Non sappiamo a che altezza le ali di Icaro abbiano iniziato a bruciare, ma Christopher Nolan, con la sua Odissea, ha toccato quella quota. Più che il film della consacrazione, è il film emblema della propria maniera; più che un capolavoro di bottega, è un prodotto geneticamente in serie.
Drammaturgicamente pappa già pronta, spolveratona di incredibile e congestionato melting pot attoriale (i soldati greci dai tratti afroamericani, asiatici e nordici a Troia, davvero, non riescono a essere nemmeno più materia di polemica), solita magniloquenza esasperata di stile (il suono che accompagna ininterrottamente tutto, ma proprio tutto il film, diventa un macigno): all’epica omerica Nolan aggiunge, anzi, proprio lo evidenzia con una fuorviante enfasi da patinato spot aziendale, un messaggio antimilitarista e pacifista, dopo il quale andrebbe vestito con le orecchie da asino e messo dietro la macchina da presa.

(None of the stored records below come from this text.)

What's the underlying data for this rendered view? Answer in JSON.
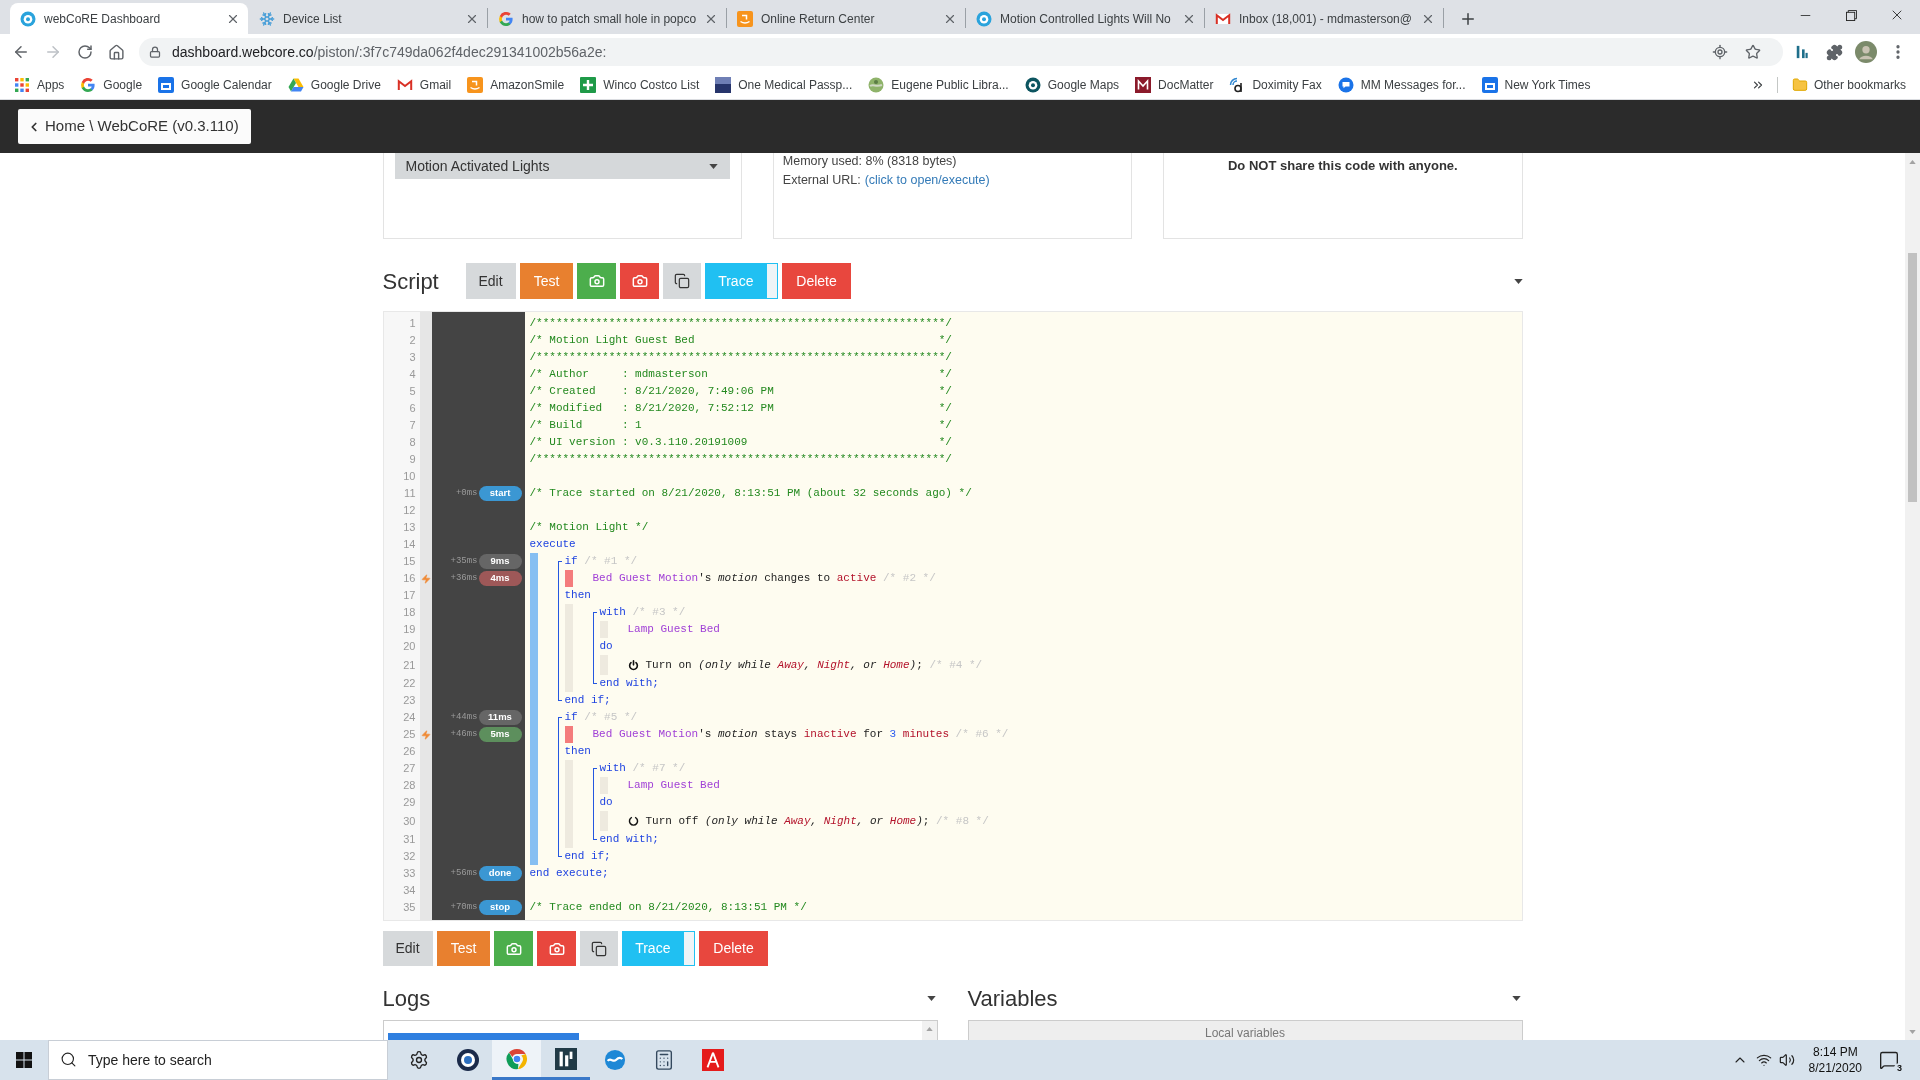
{
  "browser": {
    "tabs": [
      {
        "title": "webCoRE Dashboard",
        "selected": true
      },
      {
        "title": "Device List",
        "selected": false
      },
      {
        "title": "how to patch small hole in popco",
        "selected": false
      },
      {
        "title": "Online Return Center",
        "selected": false
      },
      {
        "title": "Motion Controlled Lights Will No",
        "selected": false
      },
      {
        "title": "Inbox (18,001) - mdmasterson@",
        "selected": false
      }
    ],
    "url": {
      "host": "dashboard.webcore.co",
      "path": "/piston/:3f7c749da062f4dec291341002b56a2e:"
    },
    "bookmarks": [
      {
        "label": "Apps"
      },
      {
        "label": "Google"
      },
      {
        "label": "Google Calendar"
      },
      {
        "label": "Google Drive"
      },
      {
        "label": "Gmail"
      },
      {
        "label": "AmazonSmile"
      },
      {
        "label": "Winco Costco List"
      },
      {
        "label": "One Medical Passp..."
      },
      {
        "label": "Eugene Public Libra..."
      },
      {
        "label": "Google Maps"
      },
      {
        "label": "DocMatter"
      },
      {
        "label": "Doximity Fax"
      },
      {
        "label": "MM Messages for..."
      },
      {
        "label": "New York Times"
      }
    ],
    "other_bookmarks": "Other bookmarks"
  },
  "header": {
    "home_button": "Home \\ WebCoRE (v0.3.110)"
  },
  "summary": {
    "piston_select": "Motion Activated Lights",
    "memory": "Memory used: 8% (8318 bytes)",
    "external_url": {
      "label": "External URL:",
      "link": "(click to open/execute)"
    },
    "warning": "Do NOT share this code with anyone."
  },
  "script": {
    "title": "Script",
    "toolbar_top": [
      {
        "kind": "edit",
        "label": "Edit",
        "color": "#d6d9db"
      },
      {
        "kind": "action",
        "label": "Test",
        "color": "#e8802f"
      },
      {
        "kind": "camera",
        "color": "#4cae4c"
      },
      {
        "kind": "camera",
        "color": "#e8473e"
      },
      {
        "kind": "copy",
        "color": "#d6d9db"
      },
      {
        "kind": "trace",
        "label": "Trace",
        "color": "#20c0f2"
      },
      {
        "kind": "action",
        "label": "Delete",
        "color": "#e8473e"
      }
    ],
    "code": [
      {
        "kind": "line",
        "number": "1",
        "tokens": [
          {
            "kind": "comment",
            "text": "/**************************************************************/"
          }
        ]
      },
      {
        "kind": "line",
        "number": "2",
        "tokens": [
          {
            "kind": "comment",
            "text": "/* Motion Light Guest Bed                                     */"
          }
        ]
      },
      {
        "kind": "line",
        "number": "3",
        "tokens": [
          {
            "kind": "comment",
            "text": "/**************************************************************/"
          }
        ]
      },
      {
        "kind": "line",
        "number": "4",
        "tokens": [
          {
            "kind": "comment",
            "text": "/* Author     : mdmasterson                                   */"
          }
        ]
      },
      {
        "kind": "line",
        "number": "5",
        "tokens": [
          {
            "kind": "comment",
            "text": "/* Created    : 8/21/2020, 7:49:06 PM                         */"
          }
        ]
      },
      {
        "kind": "line",
        "number": "6",
        "tokens": [
          {
            "kind": "comment",
            "text": "/* Modified   : 8/21/2020, 7:52:12 PM                         */"
          }
        ]
      },
      {
        "kind": "line",
        "number": "7",
        "tokens": [
          {
            "kind": "comment",
            "text": "/* Build      : 1                                             */"
          }
        ]
      },
      {
        "kind": "line",
        "number": "8",
        "tokens": [
          {
            "kind": "comment",
            "text": "/* UI version : v0.3.110.20191009                             */"
          }
        ]
      },
      {
        "kind": "line",
        "number": "9",
        "tokens": [
          {
            "kind": "comment",
            "text": "/**************************************************************/"
          }
        ]
      },
      {
        "kind": "line",
        "number": "10"
      },
      {
        "kind": "line",
        "number": "11",
        "tokens": [
          {
            "kind": "comment",
            "text": "/* Trace started on 8/21/2020, 8:13:51 PM (about 32 seconds ago) */"
          }
        ],
        "trace": {
          "offset": "+0ms",
          "badge": "start",
          "color": "#3b97d3",
          "flash": false
        }
      },
      {
        "kind": "line",
        "number": "12"
      },
      {
        "kind": "line",
        "number": "13",
        "tokens": [
          {
            "kind": "comment",
            "text": "/* Motion Light */"
          }
        ]
      },
      {
        "kind": "line",
        "number": "14",
        "tokens": [
          {
            "kind": "keyword",
            "text": "execute"
          }
        ]
      },
      {
        "kind": "body",
        "highlighted": true,
        "children": [
          {
            "kind": "bracket",
            "children": [
              {
                "kind": "line",
                "number": "15",
                "tokens": [
                  {
                    "kind": "keyword",
                    "text": "if"
                  },
                  {
                    "kind": "dim",
                    "text": " /* #1 */"
                  }
                ],
                "trace": {
                  "offset": "+35ms",
                  "badge": "9ms",
                  "color": "#666666",
                  "flash": false
                }
              },
              {
                "kind": "condition",
                "result": false,
                "children": [
                  {
                    "kind": "line",
                    "number": "16",
                    "tokens": [
                      {
                        "kind": "device",
                        "text": "Bed Guest Motion"
                      },
                      {
                        "kind": "plain",
                        "text": "'s "
                      },
                      {
                        "kind": "italic",
                        "text": "motion"
                      },
                      {
                        "kind": "plain",
                        "text": " changes to "
                      },
                      {
                        "kind": "value",
                        "text": "active"
                      },
                      {
                        "kind": "dim",
                        "text": " /* #2 */"
                      }
                    ],
                    "trace": {
                      "offset": "+36ms",
                      "badge": "4ms",
                      "color": "#9e5858",
                      "flash": true
                    }
                  }
                ]
              },
              {
                "kind": "line",
                "number": "17",
                "tokens": [
                  {
                    "kind": "keyword",
                    "text": "then"
                  }
                ]
              },
              {
                "kind": "body",
                "highlighted": false,
                "children": [
                  {
                    "kind": "bracket",
                    "children": [
                      {
                        "kind": "line",
                        "number": "18",
                        "tokens": [
                          {
                            "kind": "keyword",
                            "text": "with"
                          },
                          {
                            "kind": "dim",
                            "text": " /* #3 */"
                          }
                        ]
                      },
                      {
                        "kind": "body",
                        "highlighted": false,
                        "children": [
                          {
                            "kind": "line",
                            "number": "19",
                            "tokens": [
                              {
                                "kind": "device",
                                "text": "Lamp Guest Bed"
                              }
                            ]
                          }
                        ]
                      },
                      {
                        "kind": "line",
                        "number": "20",
                        "tokens": [
                          {
                            "kind": "keyword",
                            "text": "do"
                          }
                        ]
                      },
                      {
                        "kind": "body",
                        "highlighted": false,
                        "children": [
                          {
                            "kind": "line",
                            "number": "21",
                            "tokens": [
                              {
                                "kind": "power",
                                "on": true
                              },
                              {
                                "kind": "plain",
                                "text": "Turn on "
                              },
                              {
                                "kind": "italic",
                                "text": "(only while "
                              },
                              {
                                "kind": "value-italic",
                                "text": "Away"
                              },
                              {
                                "kind": "italic",
                                "text": ", "
                              },
                              {
                                "kind": "value-italic",
                                "text": "Night"
                              },
                              {
                                "kind": "italic",
                                "text": ", or "
                              },
                              {
                                "kind": "value-italic",
                                "text": "Home"
                              },
                              {
                                "kind": "italic",
                                "text": ")"
                              },
                              {
                                "kind": "plain",
                                "text": ";"
                              },
                              {
                                "kind": "dim",
                                "text": " /* #4 */"
                              }
                            ]
                          }
                        ]
                      },
                      {
                        "kind": "line",
                        "number": "22",
                        "tokens": [
                          {
                            "kind": "keyword",
                            "text": "end with;"
                          }
                        ]
                      }
                    ]
                  }
                ]
              },
              {
                "kind": "line",
                "number": "23",
                "tokens": [
                  {
                    "kind": "keyword",
                    "text": "end if;"
                  }
                ]
              }
            ]
          },
          {
            "kind": "bracket",
            "children": [
              {
                "kind": "line",
                "number": "24",
                "tokens": [
                  {
                    "kind": "keyword",
                    "text": "if"
                  },
                  {
                    "kind": "dim",
                    "text": " /* #5 */"
                  }
                ],
                "trace": {
                  "offset": "+44ms",
                  "badge": "11ms",
                  "color": "#666666",
                  "flash": false
                }
              },
              {
                "kind": "condition",
                "result": false,
                "children": [
                  {
                    "kind": "line",
                    "number": "25",
                    "tokens": [
                      {
                        "kind": "device",
                        "text": "Bed Guest Motion"
                      },
                      {
                        "kind": "plain",
                        "text": "'s "
                      },
                      {
                        "kind": "italic",
                        "text": "motion"
                      },
                      {
                        "kind": "plain",
                        "text": " stays "
                      },
                      {
                        "kind": "value",
                        "text": "inactive"
                      },
                      {
                        "kind": "plain",
                        "text": " for "
                      },
                      {
                        "kind": "number",
                        "text": "3"
                      },
                      {
                        "kind": "value",
                        "text": " minutes"
                      },
                      {
                        "kind": "dim",
                        "text": " /* #6 */"
                      }
                    ],
                    "trace": {
                      "offset": "+46ms",
                      "badge": "5ms",
                      "color": "#5d8f5d",
                      "flash": true
                    }
                  }
                ]
              },
              {
                "kind": "line",
                "number": "26",
                "tokens": [
                  {
                    "kind": "keyword",
                    "text": "then"
                  }
                ]
              },
              {
                "kind": "body",
                "highlighted": false,
                "children": [
                  {
                    "kind": "bracket",
                    "children": [
                      {
                        "kind": "line",
                        "number": "27",
                        "tokens": [
                          {
                            "kind": "keyword",
                            "text": "with"
                          },
                          {
                            "kind": "dim",
                            "text": " /* #7 */"
                          }
                        ]
                      },
                      {
                        "kind": "body",
                        "highlighted": false,
                        "children": [
                          {
                            "kind": "line",
                            "number": "28",
                            "tokens": [
                              {
                                "kind": "device",
                                "text": "Lamp Guest Bed"
                              }
                            ]
                          }
                        ]
                      },
                      {
                        "kind": "line",
                        "number": "29",
                        "tokens": [
                          {
                            "kind": "keyword",
                            "text": "do"
                          }
                        ]
                      },
                      {
                        "kind": "body",
                        "highlighted": false,
                        "children": [
                          {
                            "kind": "line",
                            "number": "30",
                            "tokens": [
                              {
                                "kind": "power",
                                "on": false
                              },
                              {
                                "kind": "plain",
                                "text": "Turn off "
                              },
                              {
                                "kind": "italic",
                                "text": "(only while "
                              },
                              {
                                "kind": "value-italic",
                                "text": "Away"
                              },
                              {
                                "kind": "italic",
                                "text": ", "
                              },
                              {
                                "kind": "value-italic",
                                "text": "Night"
                              },
                              {
                                "kind": "italic",
                                "text": ", or "
                              },
                              {
                                "kind": "value-italic",
                                "text": "Home"
                              },
                              {
                                "kind": "italic",
                                "text": ")"
                              },
                              {
                                "kind": "plain",
                                "text": ";"
                              },
                              {
                                "kind": "dim",
                                "text": " /* #8 */"
                              }
                            ]
                          }
                        ]
                      },
                      {
                        "kind": "line",
                        "number": "31",
                        "tokens": [
                          {
                            "kind": "keyword",
                            "text": "end with;"
                          }
                        ]
                      }
                    ]
                  }
                ]
              },
              {
                "kind": "line",
                "number": "32",
                "tokens": [
                  {
                    "kind": "keyword",
                    "text": "end if;"
                  }
                ]
              }
            ]
          }
        ]
      },
      {
        "kind": "line",
        "number": "33",
        "tokens": [
          {
            "kind": "keyword",
            "text": "end execute;"
          }
        ],
        "trace": {
          "offset": "+56ms",
          "badge": "done",
          "color": "#3b97d3",
          "flash": false
        }
      },
      {
        "kind": "line",
        "number": "34"
      },
      {
        "kind": "line",
        "number": "35",
        "tokens": [
          {
            "kind": "comment",
            "text": "/* Trace ended on 8/21/2020, 8:13:51 PM */"
          }
        ],
        "trace": {
          "offset": "+70ms",
          "badge": "stop",
          "color": "#3b97d3",
          "flash": false
        }
      }
    ],
    "toolbar_bottom": [
      {
        "kind": "edit",
        "label": "Edit",
        "color": "#d6d9db"
      },
      {
        "kind": "action",
        "label": "Test",
        "color": "#e8802f"
      },
      {
        "kind": "camera",
        "color": "#4cae4c"
      },
      {
        "kind": "camera",
        "color": "#e8473e"
      },
      {
        "kind": "copy",
        "color": "#d6d9db"
      },
      {
        "kind": "trace",
        "label": "Trace",
        "color": "#20c0f2"
      },
      {
        "kind": "action",
        "label": "Delete",
        "color": "#e8473e"
      }
    ]
  },
  "logs": {
    "title": "Logs",
    "rows": [
      {
        "selected": true
      }
    ]
  },
  "variables": {
    "title": "Variables",
    "header": "Local variables"
  },
  "taskbar": {
    "search": {
      "placeholder": "Type here to search"
    },
    "time": "8:14 PM",
    "date": "8/21/2020",
    "notifications": "3"
  }
}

Per carità, nessuno qui è vestale dei classici, ma come sempre la differenza la fanno il tocco e il tatto con cui a questi ci si avvicina, dandogli nuovamente linfa, rispetto o amore (il sobriamente devoto Il ritorno di Pasolini, ad esempio, a questa rutilante Odissea dà parecchi punti), ma anche ben affrescati disprezzo e distruzione. Invece Nolan non fa nulla di tutto questo. Bensì “usa” Omero per questa sua esasperante e affatto classica idea di “cinema flusso”. Come scrive brillantemente Davide Ferrario, riferendosi ai precedenti film di Nolan, in La fine della fine (Einaudi), di cui parleremo presto in un articolo: “Sembra che Nolan scarichi addosso allo spettatore (a un ritmo intensissimo) una quantità di informazioni narrative delle quali non gli importa davvero che vengano registrate fino in fondo: è come se per lui contasse principalmente un flusso che deve garantire un effetto generale”.